Exam: BP 110/80 mm Hg, pulse 110 bpm regular, JVP 10 cm H2O, bibasilar rales, S3 gallop, 1 to 2+ pedal edema.
ECG: sinus tachycardia, nonspecific T wave changes.
Echocardiography: left ventricular ejection = 25% 1 to 2+ mitral regurgitation
Which of the following is not an appropriate next course of action?
a. Cardiac catheterization
b. Endomyocardial biopsy to rule out acute lymphocytic myocarditis
c. Start diuretics and angiotensin-converting enzyme (ACE) inhibitors
d. Blood testing for thyroid function tests
2. Her blood work and autoimmune workup were negative. Cardiac catheterization revealed normal coronary arteries. Her clinical course rapidly deteriorated over the course of the next few days, requiring hospital admission for decompensated heart failure (HF). She was found to be in cardiogenic shock, requiring inotropic support for stabilization. An endomyocardial biopsy was performed, and the preliminary results suggested acute lymphocytic myocarditis according to the Dallas criteria. Her cardiac index and hemodynamics were stable other than frequent nonsustained ventricular tachyarrhythmia. Based on this information what is the appropriate therapeutic intervention?

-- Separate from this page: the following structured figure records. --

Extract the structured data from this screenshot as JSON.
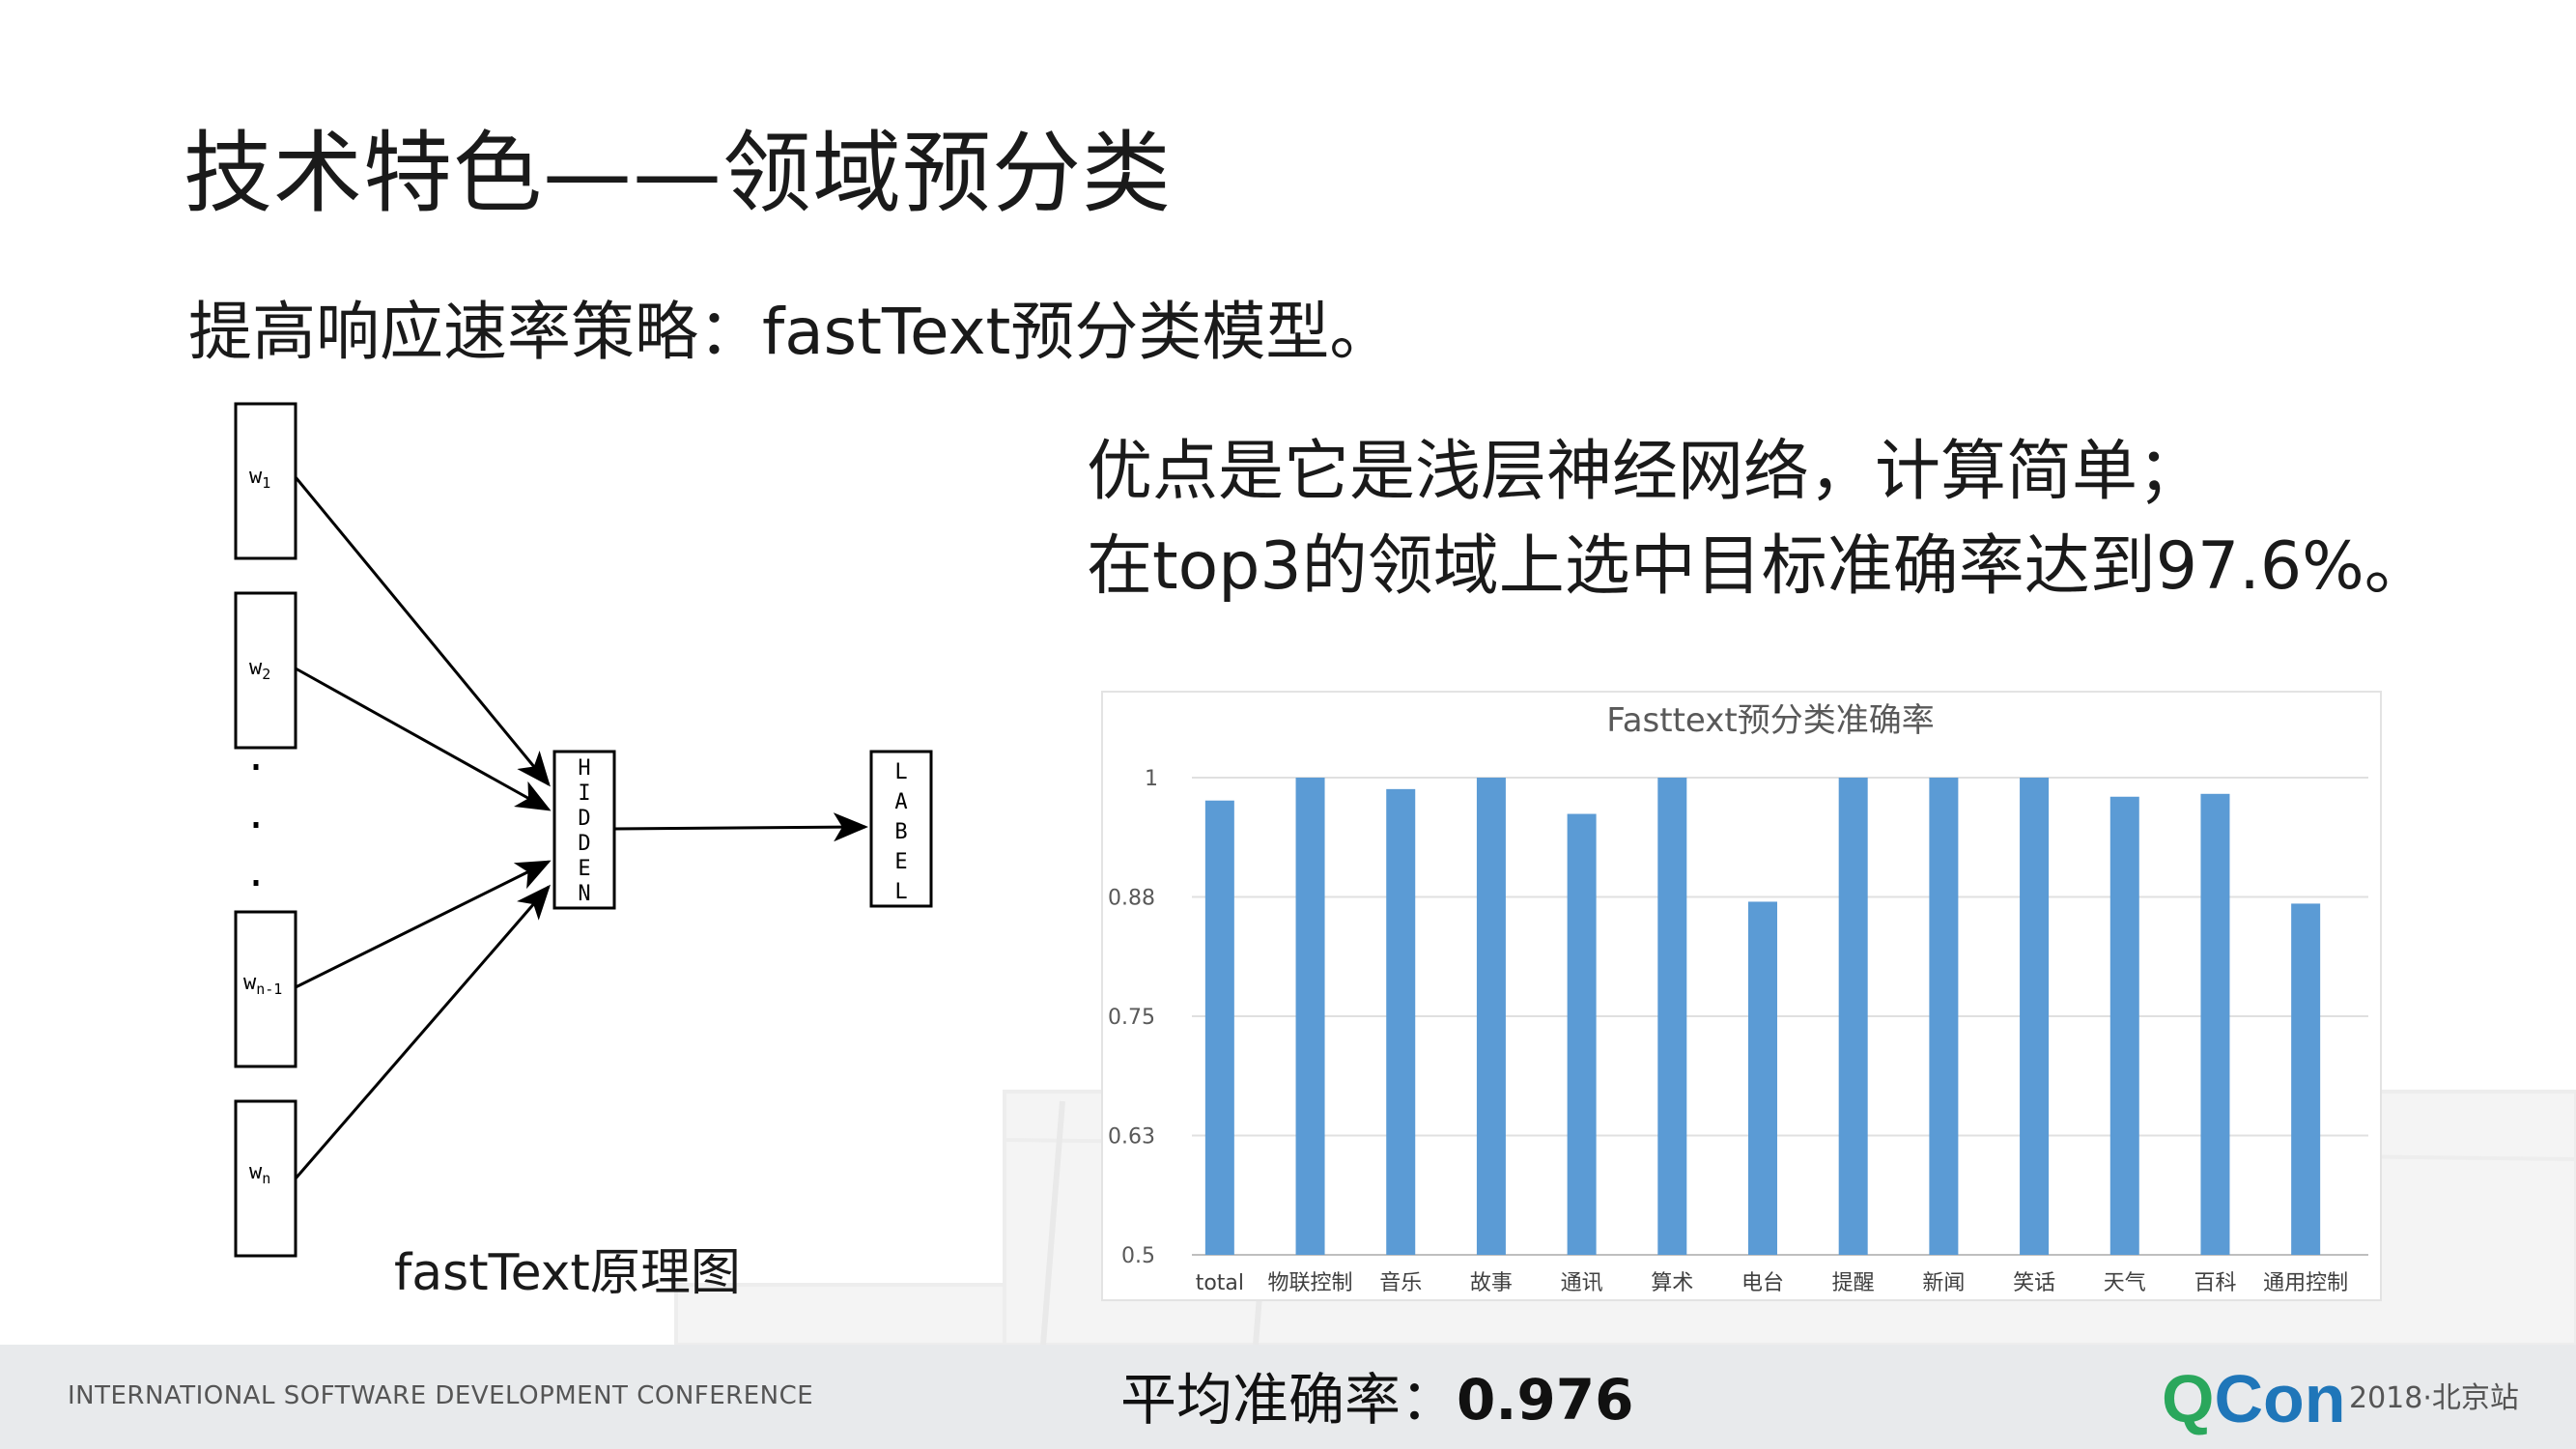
{
  "slide": {
    "title": "技术特色——领域预分类",
    "subtitle": "提高响应速率策略：fastText预分类模型。",
    "advantages": [
      "优点是它是浅层神经网络，计算简单；",
      "在top3的领域上选中目标准确率达到97.6%。"
    ]
  },
  "diagram": {
    "inputs": [
      {
        "main": "w",
        "sub": "1"
      },
      {
        "main": "w",
        "sub": "2"
      },
      {
        "main": "w",
        "sub": "n-1"
      },
      {
        "main": "w",
        "sub": "n"
      }
    ],
    "dots": [
      "·",
      "·",
      "·"
    ],
    "hidden_letters": [
      "H",
      "I",
      "D",
      "D",
      "E",
      "N"
    ],
    "label_letters": [
      "L",
      "A",
      "B",
      "E",
      "L"
    ],
    "caption": "fastText原理图"
  },
  "chart_data": {
    "type": "bar",
    "title": "Fasttext预分类准确率",
    "categories": [
      "total",
      "物联控制",
      "音乐",
      "故事",
      "通讯",
      "算术",
      "电台",
      "提醒",
      "新闻",
      "笑话",
      "天气",
      "百科",
      "通用控制"
    ],
    "values": [
      0.976,
      1.0,
      0.988,
      1.0,
      0.962,
      1.0,
      0.87,
      1.0,
      1.0,
      1.0,
      0.98,
      0.983,
      0.868
    ],
    "ylim": [
      0.5,
      1.0
    ],
    "yticks": [
      {
        "value": 0.5,
        "label": "0.5"
      },
      {
        "value": 0.625,
        "label": "0.63"
      },
      {
        "value": 0.75,
        "label": "0.75"
      },
      {
        "value": 0.875,
        "label": "0.88"
      },
      {
        "value": 1.0,
        "label": "1"
      }
    ],
    "grid": true,
    "bar_color": "#5b9bd5"
  },
  "footer": {
    "conference": "INTERNATIONAL SOFTWARE DEVELOPMENT CONFERENCE",
    "avg_label": "平均准确率：",
    "avg_value": "0.976",
    "logo_q": "Q",
    "logo_con": "Con",
    "logo_sub": "2018·北京站"
  }
}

a. Intravenous Solu Medrol
b. Implantable cardioverter defibrillator (ICD)
c. Plasmapheresis
d. No additional therapy at this point
3. What would be her 5-year prognosis if she survives this acute event?
a. 93%
b. 80%
c. 65%
d. 45%
4. Which of the following patients would have a worse prognosis?
a. A 29-year-old man with giant-cell myocarditis
b. A 27-year-old woman with fulminant myocarditis
c. A 35-year-old man with idiopathic restrictive cardiomyopathy
d. A 25-year-old woman with postpartum cardiomyopathy
Answers
1. Answer B: New-onset HF in a relatively young patient who had a recent bout of upper respiratory tract infection can be a potential clinical presentation of acute myocarditis. That being said, the usual course of action should involve cardiac catheterization to rule out coronary ischemia, blood testing to rule out reversible causes of HF such as hypoor hyperthyroidism, and start therapy with diuretics, ACE inhibitors, and beta-adrenergic blockers. Routine endomyocardial biopsy, even though it may elucidate the definitive diagnosis, does not change the management at this point, and should be reserved only when patients require further evaluation due to decompensation.

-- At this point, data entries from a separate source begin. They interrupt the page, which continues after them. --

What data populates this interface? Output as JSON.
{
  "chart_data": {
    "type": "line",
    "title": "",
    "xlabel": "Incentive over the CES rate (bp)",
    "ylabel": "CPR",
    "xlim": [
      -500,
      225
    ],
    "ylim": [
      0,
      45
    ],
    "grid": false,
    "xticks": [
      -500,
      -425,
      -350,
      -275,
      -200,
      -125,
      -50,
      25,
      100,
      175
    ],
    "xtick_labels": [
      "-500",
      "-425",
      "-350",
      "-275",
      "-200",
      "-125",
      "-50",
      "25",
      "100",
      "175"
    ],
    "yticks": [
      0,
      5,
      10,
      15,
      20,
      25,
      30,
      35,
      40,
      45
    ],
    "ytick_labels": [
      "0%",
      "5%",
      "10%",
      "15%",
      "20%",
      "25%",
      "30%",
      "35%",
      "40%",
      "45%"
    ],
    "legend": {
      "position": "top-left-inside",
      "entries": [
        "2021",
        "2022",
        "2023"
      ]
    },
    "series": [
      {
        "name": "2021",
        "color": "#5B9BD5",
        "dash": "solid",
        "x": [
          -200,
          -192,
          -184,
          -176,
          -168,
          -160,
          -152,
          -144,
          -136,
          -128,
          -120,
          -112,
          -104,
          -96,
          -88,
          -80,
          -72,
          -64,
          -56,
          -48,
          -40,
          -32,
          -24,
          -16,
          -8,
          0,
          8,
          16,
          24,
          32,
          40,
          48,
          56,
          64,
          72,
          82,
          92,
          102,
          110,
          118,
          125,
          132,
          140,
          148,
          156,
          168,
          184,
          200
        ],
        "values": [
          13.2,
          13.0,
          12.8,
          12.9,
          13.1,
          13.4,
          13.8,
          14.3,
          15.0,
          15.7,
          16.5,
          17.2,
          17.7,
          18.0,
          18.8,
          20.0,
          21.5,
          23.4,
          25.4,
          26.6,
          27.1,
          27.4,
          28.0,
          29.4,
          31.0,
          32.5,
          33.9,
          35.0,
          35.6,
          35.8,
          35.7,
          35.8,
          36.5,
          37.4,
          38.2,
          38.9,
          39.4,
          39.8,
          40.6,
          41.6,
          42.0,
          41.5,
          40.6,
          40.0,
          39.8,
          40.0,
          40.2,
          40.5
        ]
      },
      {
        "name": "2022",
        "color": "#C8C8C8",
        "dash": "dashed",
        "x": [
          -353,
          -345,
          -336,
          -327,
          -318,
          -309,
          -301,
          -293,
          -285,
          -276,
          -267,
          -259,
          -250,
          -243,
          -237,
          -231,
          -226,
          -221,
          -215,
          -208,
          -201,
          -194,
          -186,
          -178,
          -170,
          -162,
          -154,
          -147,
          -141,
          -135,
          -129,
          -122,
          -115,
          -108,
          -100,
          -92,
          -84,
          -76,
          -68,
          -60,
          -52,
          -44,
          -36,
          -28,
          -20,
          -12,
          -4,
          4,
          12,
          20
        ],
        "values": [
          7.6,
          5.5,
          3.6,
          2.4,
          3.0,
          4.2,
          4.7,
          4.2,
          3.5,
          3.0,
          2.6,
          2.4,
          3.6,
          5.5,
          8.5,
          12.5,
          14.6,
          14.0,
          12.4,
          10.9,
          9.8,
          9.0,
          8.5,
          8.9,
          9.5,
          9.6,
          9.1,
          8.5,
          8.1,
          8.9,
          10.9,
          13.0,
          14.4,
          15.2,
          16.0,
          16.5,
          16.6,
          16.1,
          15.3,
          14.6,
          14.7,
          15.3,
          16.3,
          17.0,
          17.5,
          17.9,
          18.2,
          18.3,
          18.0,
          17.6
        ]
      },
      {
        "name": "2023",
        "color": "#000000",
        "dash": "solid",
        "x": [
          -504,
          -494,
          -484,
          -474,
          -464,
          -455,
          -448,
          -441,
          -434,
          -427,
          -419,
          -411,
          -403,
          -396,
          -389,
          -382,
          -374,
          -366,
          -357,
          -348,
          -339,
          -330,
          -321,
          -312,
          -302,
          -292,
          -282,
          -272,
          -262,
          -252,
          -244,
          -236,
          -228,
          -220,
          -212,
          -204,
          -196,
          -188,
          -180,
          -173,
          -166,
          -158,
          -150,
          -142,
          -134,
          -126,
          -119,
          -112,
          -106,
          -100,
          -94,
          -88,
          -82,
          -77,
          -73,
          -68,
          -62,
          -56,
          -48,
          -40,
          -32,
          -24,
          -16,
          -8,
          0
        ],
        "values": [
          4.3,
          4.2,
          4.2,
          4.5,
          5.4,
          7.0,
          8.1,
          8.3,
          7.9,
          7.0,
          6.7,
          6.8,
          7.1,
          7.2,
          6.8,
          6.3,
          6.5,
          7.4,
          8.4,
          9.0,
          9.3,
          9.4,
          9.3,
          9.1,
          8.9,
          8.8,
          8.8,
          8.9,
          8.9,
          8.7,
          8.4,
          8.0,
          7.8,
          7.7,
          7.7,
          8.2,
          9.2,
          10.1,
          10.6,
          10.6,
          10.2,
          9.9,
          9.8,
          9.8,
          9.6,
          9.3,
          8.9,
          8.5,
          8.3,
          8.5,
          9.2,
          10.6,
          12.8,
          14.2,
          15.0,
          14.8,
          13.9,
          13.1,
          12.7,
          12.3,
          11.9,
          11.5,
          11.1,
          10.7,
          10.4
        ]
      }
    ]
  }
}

2. Answer D: The patient now presents with fulminant myocarditis, requiring inotropic support. She should remain on supportive therapy, and there is no supporting evidence to recommend immunosuppression therapy at this stage. It would also be inappropriate for her to receive an ICD in this acute setting.
3. Answer A: McCarthy and colleagues compared the long-term prognosis between fulminant and acute myocarditis and found a 93% survival for those suffering from fulminant myocarditis at 1-year follow-up, which maintained for the next 10 years.16. This is significantly better from those presenting with acute myocarditis (45% at 11 years).
4. Answer A: All the choices possess a poor prognosis except for fulminant myocarditis if supported, but giant-cell myocarditis has the worst prognosis, and cardiac transplantation should be considered.